Enjoying the Tamiya Marder

By Andrew Dextras


This is my 1/35 Tamiya Marder III with Friul tracks and Jordi Rubio barrel, plus the scratchbuilt fighting compartment cover supports.

Germany’s Waffenamt started development of the Marder series of self-propelled anti-tank guns in late 1941 to increase the mobility of anti-tank weapons by mounting them on a variety of available non-standard and war-weary tank chassis. With the unexpected threat posed by the heavily armoured Soviet T-34 tanks, the Marder was simply another ”interim solution”, called for until more effective and perfected designs could be developed.

The resulting series of vehicles was a real patchwork of technologies, guided by the principle ”use whatever is available”. Marders were based on proven chassis of obsolete tanks, as well as on those of captured French tanks. They were armed not only with the familiar PaK 40 anti-tank guns, but also captured Soviet 76.2mm field guns.

All Marder series vehicles suffered from a rather high profile making them vulnerable in the field. Vehicles were open at the top, and the thin armour could not protect the crew against anything but small-arms fire. But despite these disadvantages, the Marders successfully provided Panzer, Panzergrenadier and Infantry Divisions with mobile and powerful anti-tank weapons.

Despite the makeshift character, a high production number was reached. 2,812 Marders were manufactured from April 1942 to May 1944.

The Tamiya Marder

The Tamiya Marder III (and my model) depicts a Sd.Kfz.139 
Panzerjäger 38(t) für 7.62cm PaK36(r). This version was based
on the Czech PzKpfw 38(t) tank with its turret removed. 363
vehicles of this variant were produced by BMM between April 1942 and February 1943.

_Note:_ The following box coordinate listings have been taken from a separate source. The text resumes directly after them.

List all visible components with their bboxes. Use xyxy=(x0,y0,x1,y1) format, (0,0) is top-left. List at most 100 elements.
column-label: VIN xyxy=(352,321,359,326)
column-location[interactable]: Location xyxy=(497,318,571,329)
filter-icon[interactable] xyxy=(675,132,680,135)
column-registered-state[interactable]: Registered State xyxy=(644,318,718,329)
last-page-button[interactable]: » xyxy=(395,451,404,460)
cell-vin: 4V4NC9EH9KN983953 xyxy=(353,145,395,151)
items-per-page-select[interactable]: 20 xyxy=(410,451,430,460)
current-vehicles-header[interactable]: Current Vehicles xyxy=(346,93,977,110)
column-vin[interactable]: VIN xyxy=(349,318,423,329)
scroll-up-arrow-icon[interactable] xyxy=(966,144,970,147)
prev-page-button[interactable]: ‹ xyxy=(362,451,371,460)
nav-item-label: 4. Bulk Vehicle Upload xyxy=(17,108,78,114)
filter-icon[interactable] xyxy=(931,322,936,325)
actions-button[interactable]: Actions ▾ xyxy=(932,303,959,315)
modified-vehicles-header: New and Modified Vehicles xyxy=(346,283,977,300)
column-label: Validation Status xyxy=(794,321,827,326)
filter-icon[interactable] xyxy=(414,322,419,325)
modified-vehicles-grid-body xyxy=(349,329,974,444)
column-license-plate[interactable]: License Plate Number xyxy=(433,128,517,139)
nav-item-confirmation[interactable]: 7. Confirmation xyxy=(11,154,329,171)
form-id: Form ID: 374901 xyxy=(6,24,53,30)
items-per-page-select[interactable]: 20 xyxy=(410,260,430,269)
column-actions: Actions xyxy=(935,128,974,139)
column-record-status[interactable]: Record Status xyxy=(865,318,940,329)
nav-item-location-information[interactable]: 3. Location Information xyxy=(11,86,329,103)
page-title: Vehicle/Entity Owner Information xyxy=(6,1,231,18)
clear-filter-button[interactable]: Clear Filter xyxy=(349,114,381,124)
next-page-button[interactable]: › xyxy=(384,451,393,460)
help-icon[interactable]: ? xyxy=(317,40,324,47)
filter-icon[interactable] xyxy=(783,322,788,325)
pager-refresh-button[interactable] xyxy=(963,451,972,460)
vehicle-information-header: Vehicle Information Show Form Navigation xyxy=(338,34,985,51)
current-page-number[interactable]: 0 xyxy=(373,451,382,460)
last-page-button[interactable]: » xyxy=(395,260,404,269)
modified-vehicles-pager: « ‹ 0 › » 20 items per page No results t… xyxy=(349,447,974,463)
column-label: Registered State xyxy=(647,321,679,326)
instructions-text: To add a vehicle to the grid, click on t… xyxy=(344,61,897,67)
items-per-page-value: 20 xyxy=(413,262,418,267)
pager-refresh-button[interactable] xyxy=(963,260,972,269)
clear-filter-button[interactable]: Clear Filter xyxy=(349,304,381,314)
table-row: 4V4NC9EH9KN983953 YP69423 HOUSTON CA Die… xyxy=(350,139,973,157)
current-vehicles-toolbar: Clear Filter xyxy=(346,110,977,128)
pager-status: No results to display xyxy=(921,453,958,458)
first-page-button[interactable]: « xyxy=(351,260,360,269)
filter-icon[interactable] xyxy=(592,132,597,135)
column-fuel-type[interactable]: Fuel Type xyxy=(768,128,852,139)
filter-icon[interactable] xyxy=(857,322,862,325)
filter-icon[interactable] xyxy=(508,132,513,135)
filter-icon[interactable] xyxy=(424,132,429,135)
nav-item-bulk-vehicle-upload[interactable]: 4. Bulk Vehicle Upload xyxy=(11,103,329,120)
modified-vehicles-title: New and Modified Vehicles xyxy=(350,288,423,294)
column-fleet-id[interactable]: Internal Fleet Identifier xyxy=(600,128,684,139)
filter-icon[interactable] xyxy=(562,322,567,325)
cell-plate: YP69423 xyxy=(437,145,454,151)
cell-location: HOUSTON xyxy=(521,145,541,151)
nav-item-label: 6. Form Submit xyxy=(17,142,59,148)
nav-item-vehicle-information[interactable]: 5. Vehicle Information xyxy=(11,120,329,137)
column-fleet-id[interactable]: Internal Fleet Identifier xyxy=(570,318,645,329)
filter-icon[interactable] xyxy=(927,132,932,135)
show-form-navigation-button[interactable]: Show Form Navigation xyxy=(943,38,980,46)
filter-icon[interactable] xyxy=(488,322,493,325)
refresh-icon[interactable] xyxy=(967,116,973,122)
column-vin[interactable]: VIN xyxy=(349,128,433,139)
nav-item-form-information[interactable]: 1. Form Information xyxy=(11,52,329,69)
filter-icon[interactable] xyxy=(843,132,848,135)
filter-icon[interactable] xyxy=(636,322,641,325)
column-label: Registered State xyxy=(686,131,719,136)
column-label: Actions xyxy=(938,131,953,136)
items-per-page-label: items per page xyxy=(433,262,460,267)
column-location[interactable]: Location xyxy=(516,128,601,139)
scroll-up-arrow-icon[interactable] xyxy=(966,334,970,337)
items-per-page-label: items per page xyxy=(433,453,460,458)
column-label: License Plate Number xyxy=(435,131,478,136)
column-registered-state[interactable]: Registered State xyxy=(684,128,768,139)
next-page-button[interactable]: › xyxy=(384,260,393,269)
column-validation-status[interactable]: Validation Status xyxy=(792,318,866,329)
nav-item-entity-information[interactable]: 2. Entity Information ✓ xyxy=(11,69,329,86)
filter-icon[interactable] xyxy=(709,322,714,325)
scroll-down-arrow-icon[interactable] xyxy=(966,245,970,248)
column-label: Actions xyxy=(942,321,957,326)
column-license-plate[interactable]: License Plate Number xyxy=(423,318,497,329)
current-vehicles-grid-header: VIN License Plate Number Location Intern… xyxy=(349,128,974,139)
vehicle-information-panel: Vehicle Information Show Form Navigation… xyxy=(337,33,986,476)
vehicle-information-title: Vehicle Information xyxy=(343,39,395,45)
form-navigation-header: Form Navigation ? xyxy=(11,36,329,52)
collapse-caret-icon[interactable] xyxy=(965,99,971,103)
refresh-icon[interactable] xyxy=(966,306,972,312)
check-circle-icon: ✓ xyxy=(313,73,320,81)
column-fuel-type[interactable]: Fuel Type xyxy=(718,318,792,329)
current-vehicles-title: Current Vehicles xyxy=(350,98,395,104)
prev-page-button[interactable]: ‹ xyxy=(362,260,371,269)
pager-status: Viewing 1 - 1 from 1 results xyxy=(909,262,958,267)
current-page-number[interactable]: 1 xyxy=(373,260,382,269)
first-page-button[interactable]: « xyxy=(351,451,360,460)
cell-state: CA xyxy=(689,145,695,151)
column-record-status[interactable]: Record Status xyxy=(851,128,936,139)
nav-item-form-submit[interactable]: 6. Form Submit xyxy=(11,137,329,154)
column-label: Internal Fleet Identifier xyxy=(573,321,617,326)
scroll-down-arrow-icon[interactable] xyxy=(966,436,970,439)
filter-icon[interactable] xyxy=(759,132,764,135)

Once in awhile a kit is released that appears to be on everyone’s ”most wanted” list. Released in 2001, Tamiya Marder counts in this category.

Examining the kit, everything that I expected about the quality of the new-mould from Tamiya was there. The five sprues contain some of the finest plastic mouldings and detail your money can buy. The lower hull was a multi-part assembly so that all the rivets could be rendered correctly. The roadwheels are especially nicely detailed and include bolt detail on the rear faces. The kit includes a movable gun and two crew figures. Also included on the sprues are some detail parts like multi-part crew seats and spare ammunition rounds.

The assembly went very quickly and I didn’t encounter any problems, count on that! However, even the best injection armour kit can still benefit from a replacement gun barrel and tracks. This is what I did, picking the new individual link tracks from Friul Model and the turned metal gun barrel from Jordi Rubio.

The gun compartment was sufficiently detailed in the kit, containing things like the main gun plate, gun supports, ammunition racks, but I also added scratch-built supports for the tarpaulin cover for that final touch.


For paining of my models I rely on airbrushing. I find that you cannot beat the sprayability, quick drying time and easy cleanup of acrylic model paint. For my Marder I used Tamiya acrylics, which in my opinion are one of the more hassle-free, occasionally I also use Gunze Sangyo. However, I prefer Humbrol enamels for brush-painting of details such as tools and handles.

For airbrush work I generally thin my paints to a ratio of 60% thinner to 40% paint.

Painting began with a pre-shade coat of black. The pre-shade coat does not need to be very thick, just enough to cover the model.

The next step was to apply the base coat of dark grey for the model. I let the paint build up in very light coats and let a bit of the black pre-shade coat show through to give the depth to the finish.

As a matter of principle, I try to not use decals on my models so I airbrushed the markings using Eduard’s Express masks.

I keep changing my finishing techniques quite a bit and am constantly looking for ways to improve my weathering. I have gotten away from the standard dry-brushed look in my last few models, including this one, and I am trying to fool around with more metallic shades to show wear. For my Marder I opted for a post-shading technique using Tamiya acrylics. Some pastel dust was also used for streaks.

I have never used a clear coat on any of my models. It may give you some added protection in some cases, but dull coat ”flattens” the appearance of the model, is a tricky thing to apply and has been known to ruin a few models so I don’t take the chance if I don’t have to. Having painted the markings or using dry transfers, you shouldn’t have to dull coat the model.


This project was one of those which were both quick and very very enjoyable. This kit is one of those where you just need to add glue and shake the box, and while some modellers may argue that the child’s play construction takes the fun out of modelling, I do not quite agree. This kit allows you to put all the more effort where your skills are needed most – in painting and the realistic finish. Keep them coming, Tamiya.